Artist Jane Dickson is a deep-rooted and central voice in New York City's complex creative history. In the late 1970s and early '80s, she was part of the movement joining the legacies of downtown art, punk rock, and hip hop through her involvement with the Colab art collective, the Fashion Moda gallery, and legendary exhibitions including the Real Estate Show and Times Square Show. In the midst of this groundbreaking work, Dickson lived, worked and raised two children in an apartment on 43rd Street and 8th Avenue at a time when the neighborhood was at its most infamous, crime-ridden, and spectacularly seedy. Through it all, Jane photographed, drew and painted extraordinary scenes of life in Times Square. These works, many of which are reproduced here for the first time, include candid documentary snapshots, roughly vibrant charcoal sketches, and paintings created on surfaces ranging from sandpaper to Brillo pads. Featuring a foreword by Chris Kraus and afterword by Fab Five Freddy, Jane Dickson in Times Square is a time machine back to a New York City that was truly wild: lawless, manic, sometimes squalid, sometimes magnificent.

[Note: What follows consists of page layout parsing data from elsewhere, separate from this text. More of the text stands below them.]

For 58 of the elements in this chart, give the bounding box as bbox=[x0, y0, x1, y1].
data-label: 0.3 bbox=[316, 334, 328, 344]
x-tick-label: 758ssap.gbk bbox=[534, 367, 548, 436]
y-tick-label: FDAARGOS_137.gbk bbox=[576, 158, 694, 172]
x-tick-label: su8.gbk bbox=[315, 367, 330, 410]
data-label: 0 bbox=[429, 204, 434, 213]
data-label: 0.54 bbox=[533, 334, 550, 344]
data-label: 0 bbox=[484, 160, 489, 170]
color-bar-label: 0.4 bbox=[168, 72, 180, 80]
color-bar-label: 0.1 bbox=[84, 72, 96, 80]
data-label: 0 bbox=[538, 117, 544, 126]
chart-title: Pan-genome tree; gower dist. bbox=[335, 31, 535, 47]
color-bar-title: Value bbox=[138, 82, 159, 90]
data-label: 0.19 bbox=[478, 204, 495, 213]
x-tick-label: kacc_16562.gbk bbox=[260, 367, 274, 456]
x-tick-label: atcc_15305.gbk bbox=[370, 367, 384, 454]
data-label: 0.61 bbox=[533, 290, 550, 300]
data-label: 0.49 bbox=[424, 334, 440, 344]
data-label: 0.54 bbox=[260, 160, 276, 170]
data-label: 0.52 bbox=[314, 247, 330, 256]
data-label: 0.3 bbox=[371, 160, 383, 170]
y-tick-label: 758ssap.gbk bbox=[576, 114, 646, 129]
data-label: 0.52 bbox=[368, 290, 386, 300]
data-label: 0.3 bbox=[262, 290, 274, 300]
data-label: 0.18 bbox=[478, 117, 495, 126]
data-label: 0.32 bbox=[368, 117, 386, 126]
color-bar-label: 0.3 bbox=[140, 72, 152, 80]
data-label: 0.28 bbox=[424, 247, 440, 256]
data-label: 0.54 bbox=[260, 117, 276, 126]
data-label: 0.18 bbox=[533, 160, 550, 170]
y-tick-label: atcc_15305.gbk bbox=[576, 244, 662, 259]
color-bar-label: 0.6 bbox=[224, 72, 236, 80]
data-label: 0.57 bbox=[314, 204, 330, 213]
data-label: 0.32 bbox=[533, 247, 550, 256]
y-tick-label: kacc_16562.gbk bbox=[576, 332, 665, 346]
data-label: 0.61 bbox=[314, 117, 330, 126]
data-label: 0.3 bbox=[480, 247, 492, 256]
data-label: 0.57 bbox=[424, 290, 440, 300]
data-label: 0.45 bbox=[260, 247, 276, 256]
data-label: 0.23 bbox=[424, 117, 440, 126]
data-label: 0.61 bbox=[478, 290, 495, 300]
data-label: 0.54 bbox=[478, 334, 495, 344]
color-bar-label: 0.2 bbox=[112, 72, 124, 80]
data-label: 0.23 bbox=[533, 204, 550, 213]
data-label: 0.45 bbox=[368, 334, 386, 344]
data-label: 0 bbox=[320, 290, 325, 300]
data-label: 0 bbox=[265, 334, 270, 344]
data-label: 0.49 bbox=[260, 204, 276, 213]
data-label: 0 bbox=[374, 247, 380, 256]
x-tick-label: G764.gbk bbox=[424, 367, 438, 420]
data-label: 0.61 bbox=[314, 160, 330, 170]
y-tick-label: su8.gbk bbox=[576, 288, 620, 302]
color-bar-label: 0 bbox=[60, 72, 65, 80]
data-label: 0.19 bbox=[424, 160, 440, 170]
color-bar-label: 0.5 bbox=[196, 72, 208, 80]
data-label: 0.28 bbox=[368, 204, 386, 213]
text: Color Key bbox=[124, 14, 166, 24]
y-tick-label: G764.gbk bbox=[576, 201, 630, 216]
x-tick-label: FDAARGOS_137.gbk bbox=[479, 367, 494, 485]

Jane Dickson is an American painter. As a central figure of New York’s explosive downtown / uptown art scene starting in the late 1970s, she has participated in numerous iconic exhibitions. Among her many accolades are creating the poster and animations for Colab’s Times Square Show, exhibiting in Keith Haring’s first group show at the Mudd Club, and mounting a solo exhibition at the East Village’s legendary Fun gallery. From 1978 to 1981, Dickson worked the weekend night shift for the computer billboard at 1 Times Square, where she later organized the Public Art Fund’s Messages to the Public series from 1982-1990, for which she invited friends such as Haring, Jenny Holzer and David Hammons to contribute digital artwork. In the ensuing decades, Dickson continued to create and exhibit frequently, and her work is currently represented in more than 30 museum collections, including those of MoMA, the Whitney, and the Metropolitan Museum of Art. In 2008, Dickson’s long and historic association with Times Square was made permanent with the creation of The Revelers, a piece comprising 68 life-sized mosaic figures of New Year’s Eve partygoers, commissioned by the Metropolitan Transit Authority and installed in the 42nd Street subway station, where it has since become a beloved tourist destination.
Awarded a Creative Capital/Warhol Foundation Arts Writers Grant for her criticism, Jennifer Kabat has contributed essays and criticism to The Believer, Los Angeles Review of Books, BOMB, Granta, Frieze, Harper’s, New York Review of Books, The White Review and McSweeney’s, among others. Her essay “Rain Like Cotton,” was chosen for Best American Essays, 2018 and she was a finalist for Notting Hill Editions Essay Prize. She frequently writes about utopian causes, women artists and modernism and teaches arts writing a the New School and in SVA’s MFA program. She’s currently working on a book on grief and modernism and progressive values.